Why does dynamic graph imply being not safe?
Just as the above explanation, by ‘safe’ I really mean there is no additional expensive behaviors beyond just the tensor computation.
You have some valid point, but it’s not really that we are narrow minded. It was a design choice to separate things that tracks history for BP (which became Variable) and things that don’t (which became Tensor). And the former is naturally in the .autograd namespace.
Separating Variable and Tensor was great! That simplifies a lot of code migration from CPU numpy code to GPU Tensor code. This was one of the reasons a few peers switched from Tensorflow to PyTorch. Another big reason is this forum is awesome!
And due to popularity reasons and code structure, things like conv layers are only directly supported on Variables. (you can also make them work directly on tensors with a bit of work.)
It’s why I said ‘yet this step is so easy to make’. Actually I was thinking about writing a set of convolution functionals for Tensors. If you can give me some hints or pointers, that will be great! When you use Variable under autograd package to build an inference based model, it generally makes people worry about the graph or other overhead. I actually discussed this with a few other users of PyTorch and Tensorflow. Our general consensus is that when you try to build an inference model, this design makes things much less straight forward. And overall, only Tensors and convolutions (for Tensors) are needed.

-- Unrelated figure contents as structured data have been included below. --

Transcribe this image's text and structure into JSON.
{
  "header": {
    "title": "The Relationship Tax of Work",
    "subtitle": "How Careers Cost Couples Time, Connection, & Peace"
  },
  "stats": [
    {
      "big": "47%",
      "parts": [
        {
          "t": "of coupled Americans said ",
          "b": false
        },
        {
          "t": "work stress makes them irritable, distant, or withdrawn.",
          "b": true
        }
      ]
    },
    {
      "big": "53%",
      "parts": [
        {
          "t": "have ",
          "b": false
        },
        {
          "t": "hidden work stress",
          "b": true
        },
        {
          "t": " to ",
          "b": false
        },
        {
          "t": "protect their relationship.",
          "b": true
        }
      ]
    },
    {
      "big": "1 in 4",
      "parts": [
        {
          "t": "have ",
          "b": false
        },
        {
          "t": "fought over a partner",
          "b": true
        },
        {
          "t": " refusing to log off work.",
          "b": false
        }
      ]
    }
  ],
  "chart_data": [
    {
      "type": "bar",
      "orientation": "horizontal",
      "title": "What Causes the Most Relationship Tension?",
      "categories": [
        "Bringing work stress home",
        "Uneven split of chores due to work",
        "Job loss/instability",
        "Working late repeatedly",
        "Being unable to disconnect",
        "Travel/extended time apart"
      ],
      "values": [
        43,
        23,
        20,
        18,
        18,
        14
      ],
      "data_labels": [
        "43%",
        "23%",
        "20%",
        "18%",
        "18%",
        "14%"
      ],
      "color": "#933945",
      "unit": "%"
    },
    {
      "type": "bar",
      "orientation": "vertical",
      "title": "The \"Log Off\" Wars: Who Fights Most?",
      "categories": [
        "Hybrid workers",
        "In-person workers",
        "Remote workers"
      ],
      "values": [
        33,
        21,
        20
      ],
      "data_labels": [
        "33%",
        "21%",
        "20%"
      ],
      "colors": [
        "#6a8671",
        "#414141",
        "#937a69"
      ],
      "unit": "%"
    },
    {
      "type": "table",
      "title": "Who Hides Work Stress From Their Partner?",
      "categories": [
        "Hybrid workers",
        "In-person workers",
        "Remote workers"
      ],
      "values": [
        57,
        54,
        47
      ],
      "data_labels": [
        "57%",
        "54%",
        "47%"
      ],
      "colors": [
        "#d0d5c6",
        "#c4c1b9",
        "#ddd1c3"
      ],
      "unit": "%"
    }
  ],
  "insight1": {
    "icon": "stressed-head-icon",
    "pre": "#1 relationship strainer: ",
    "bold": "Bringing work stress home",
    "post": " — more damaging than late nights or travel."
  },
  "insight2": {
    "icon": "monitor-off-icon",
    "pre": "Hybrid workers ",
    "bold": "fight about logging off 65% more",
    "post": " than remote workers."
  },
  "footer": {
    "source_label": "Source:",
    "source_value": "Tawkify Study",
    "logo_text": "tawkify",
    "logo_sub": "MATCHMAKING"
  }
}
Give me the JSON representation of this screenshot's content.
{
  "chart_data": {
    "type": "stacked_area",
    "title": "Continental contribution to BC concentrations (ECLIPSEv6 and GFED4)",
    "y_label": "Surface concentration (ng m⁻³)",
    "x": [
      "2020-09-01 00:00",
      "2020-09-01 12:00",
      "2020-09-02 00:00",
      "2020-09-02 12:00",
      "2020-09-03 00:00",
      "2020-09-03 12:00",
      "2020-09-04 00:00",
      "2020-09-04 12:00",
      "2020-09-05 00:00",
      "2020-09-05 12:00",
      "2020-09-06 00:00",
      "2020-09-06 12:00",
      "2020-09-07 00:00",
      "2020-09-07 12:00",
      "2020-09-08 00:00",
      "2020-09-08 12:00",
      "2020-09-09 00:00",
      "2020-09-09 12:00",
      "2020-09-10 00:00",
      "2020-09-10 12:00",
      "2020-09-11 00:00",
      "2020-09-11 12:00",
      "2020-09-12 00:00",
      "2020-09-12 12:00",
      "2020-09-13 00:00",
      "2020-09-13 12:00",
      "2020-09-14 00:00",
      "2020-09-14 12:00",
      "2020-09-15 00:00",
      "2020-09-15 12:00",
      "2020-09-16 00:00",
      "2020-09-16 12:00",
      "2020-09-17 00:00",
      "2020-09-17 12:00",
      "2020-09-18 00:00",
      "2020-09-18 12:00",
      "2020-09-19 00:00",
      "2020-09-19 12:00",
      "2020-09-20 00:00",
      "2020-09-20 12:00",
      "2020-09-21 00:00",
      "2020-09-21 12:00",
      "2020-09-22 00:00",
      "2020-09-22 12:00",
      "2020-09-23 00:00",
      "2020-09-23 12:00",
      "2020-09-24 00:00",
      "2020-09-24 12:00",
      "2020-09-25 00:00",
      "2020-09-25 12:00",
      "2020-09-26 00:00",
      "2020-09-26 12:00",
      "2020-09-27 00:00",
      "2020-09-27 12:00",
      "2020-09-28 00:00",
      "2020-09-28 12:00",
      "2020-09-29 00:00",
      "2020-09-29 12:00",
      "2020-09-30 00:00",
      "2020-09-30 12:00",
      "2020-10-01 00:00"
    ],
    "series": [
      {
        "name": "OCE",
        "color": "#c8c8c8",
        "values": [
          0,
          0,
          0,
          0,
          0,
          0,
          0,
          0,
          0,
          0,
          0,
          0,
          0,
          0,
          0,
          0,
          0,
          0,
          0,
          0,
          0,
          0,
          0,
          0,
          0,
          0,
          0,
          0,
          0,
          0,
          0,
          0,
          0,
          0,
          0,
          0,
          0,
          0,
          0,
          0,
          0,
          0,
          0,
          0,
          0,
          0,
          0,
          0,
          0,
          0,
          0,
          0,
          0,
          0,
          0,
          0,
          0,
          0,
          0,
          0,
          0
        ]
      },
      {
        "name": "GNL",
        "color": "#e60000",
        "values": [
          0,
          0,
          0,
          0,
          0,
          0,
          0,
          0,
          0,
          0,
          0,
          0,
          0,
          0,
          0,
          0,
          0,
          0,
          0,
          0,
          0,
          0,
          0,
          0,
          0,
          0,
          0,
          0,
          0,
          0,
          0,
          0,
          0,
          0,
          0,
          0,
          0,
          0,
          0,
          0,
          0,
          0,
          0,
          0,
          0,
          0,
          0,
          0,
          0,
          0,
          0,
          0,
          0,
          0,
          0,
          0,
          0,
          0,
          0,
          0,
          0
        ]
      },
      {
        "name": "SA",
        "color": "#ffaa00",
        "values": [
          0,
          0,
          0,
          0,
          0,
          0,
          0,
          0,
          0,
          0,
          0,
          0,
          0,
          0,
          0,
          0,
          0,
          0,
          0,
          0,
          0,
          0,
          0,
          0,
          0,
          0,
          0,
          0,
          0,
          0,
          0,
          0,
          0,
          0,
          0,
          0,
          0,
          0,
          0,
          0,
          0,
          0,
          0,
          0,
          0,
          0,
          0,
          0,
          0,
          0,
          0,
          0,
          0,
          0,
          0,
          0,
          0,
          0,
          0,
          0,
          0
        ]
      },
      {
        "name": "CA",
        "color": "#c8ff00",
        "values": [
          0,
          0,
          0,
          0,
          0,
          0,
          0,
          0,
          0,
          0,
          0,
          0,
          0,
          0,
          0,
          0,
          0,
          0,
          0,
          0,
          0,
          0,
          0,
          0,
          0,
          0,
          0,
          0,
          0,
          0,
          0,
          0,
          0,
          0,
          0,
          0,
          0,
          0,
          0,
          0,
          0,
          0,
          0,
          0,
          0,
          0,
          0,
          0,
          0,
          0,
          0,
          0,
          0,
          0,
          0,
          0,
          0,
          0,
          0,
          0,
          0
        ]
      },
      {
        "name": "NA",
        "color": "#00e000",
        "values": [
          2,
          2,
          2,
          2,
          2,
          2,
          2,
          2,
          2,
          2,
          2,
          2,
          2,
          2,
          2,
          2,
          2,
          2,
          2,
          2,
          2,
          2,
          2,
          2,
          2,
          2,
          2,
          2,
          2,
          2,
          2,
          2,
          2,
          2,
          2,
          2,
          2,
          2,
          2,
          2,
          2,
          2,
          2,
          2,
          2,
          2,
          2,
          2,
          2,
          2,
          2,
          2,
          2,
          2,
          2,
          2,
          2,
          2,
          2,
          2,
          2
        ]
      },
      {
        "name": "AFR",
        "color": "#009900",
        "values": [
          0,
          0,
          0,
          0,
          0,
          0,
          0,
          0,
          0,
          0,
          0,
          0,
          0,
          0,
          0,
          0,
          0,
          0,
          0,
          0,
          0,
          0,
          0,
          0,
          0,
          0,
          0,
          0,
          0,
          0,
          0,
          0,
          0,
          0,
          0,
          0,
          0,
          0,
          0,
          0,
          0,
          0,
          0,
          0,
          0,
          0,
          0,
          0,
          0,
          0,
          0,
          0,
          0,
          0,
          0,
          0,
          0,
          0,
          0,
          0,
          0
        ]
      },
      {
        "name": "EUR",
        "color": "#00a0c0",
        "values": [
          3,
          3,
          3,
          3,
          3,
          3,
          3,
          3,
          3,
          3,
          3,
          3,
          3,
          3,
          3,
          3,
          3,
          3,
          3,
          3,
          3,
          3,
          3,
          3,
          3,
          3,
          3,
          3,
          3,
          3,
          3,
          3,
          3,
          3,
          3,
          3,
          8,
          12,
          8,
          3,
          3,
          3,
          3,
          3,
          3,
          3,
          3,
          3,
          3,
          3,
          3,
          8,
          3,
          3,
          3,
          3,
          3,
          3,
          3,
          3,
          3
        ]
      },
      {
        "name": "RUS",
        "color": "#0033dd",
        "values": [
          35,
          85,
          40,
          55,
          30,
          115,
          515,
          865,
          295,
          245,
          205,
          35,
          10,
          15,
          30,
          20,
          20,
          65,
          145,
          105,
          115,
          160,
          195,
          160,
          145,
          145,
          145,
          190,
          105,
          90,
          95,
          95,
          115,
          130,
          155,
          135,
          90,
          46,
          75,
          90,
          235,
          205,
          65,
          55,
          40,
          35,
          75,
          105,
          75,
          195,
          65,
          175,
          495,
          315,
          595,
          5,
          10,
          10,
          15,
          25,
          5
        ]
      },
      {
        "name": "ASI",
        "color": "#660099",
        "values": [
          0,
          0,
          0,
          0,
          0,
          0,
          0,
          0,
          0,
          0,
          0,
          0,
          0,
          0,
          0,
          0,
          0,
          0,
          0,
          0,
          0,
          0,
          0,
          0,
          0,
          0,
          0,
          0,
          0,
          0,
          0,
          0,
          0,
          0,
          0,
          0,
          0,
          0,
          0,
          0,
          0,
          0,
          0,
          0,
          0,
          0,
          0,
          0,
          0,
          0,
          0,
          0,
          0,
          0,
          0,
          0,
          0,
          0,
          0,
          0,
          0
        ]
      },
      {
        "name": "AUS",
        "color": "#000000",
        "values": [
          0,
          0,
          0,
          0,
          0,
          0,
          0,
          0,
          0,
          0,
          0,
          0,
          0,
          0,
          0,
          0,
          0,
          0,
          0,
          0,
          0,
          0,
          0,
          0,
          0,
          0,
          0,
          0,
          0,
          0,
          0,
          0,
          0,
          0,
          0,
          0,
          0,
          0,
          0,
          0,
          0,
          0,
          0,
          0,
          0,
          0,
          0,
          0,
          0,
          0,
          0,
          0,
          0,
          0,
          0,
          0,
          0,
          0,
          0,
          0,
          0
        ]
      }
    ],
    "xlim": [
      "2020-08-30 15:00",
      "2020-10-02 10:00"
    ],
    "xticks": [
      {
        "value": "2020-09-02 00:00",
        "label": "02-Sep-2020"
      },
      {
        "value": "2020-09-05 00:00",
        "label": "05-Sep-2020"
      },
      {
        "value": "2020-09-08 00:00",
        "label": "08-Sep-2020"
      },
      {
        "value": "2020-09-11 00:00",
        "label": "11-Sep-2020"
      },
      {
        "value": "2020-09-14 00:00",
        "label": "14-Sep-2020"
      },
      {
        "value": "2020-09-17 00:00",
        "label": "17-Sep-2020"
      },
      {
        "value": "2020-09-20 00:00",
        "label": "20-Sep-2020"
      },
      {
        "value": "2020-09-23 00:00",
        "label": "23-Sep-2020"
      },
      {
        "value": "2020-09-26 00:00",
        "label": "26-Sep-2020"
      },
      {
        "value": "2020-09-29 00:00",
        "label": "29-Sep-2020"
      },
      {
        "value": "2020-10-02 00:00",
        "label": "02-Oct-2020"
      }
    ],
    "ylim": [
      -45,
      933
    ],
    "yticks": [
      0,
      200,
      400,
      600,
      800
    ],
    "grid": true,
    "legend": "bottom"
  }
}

Futhermore, this volatile=True option (you don’t need requires_grad=False if you set volatile=True) already gives you very similar experience to directly working on tensors.
Okay, then I will use this while waiting for the next version.
Moreover, as @albanD mentioned above, we have merged the two classes together.
I didn’t completely get this. Does that mean when they are merged, there will be a set of convolution function provided for clean tensors? If not, I would like to start to implement these functions though I might need some minimal instructions.
So I don’t really get the reason for this complaint.
Maybe narrow minded was a bit too strong. (We actually discussed what was the right word to express the feeling. It’s really just a wish that PyTorch can become a better framework for theoretical modeling development.) We actually think PyTorch did a great job on the Tensor part. If a set of convolution functions are provided for clean Tensors, the framework is going to be much more perfect to support many inference based models. If my complaint was too strong, I apologize for that since PyTorch really did a good job.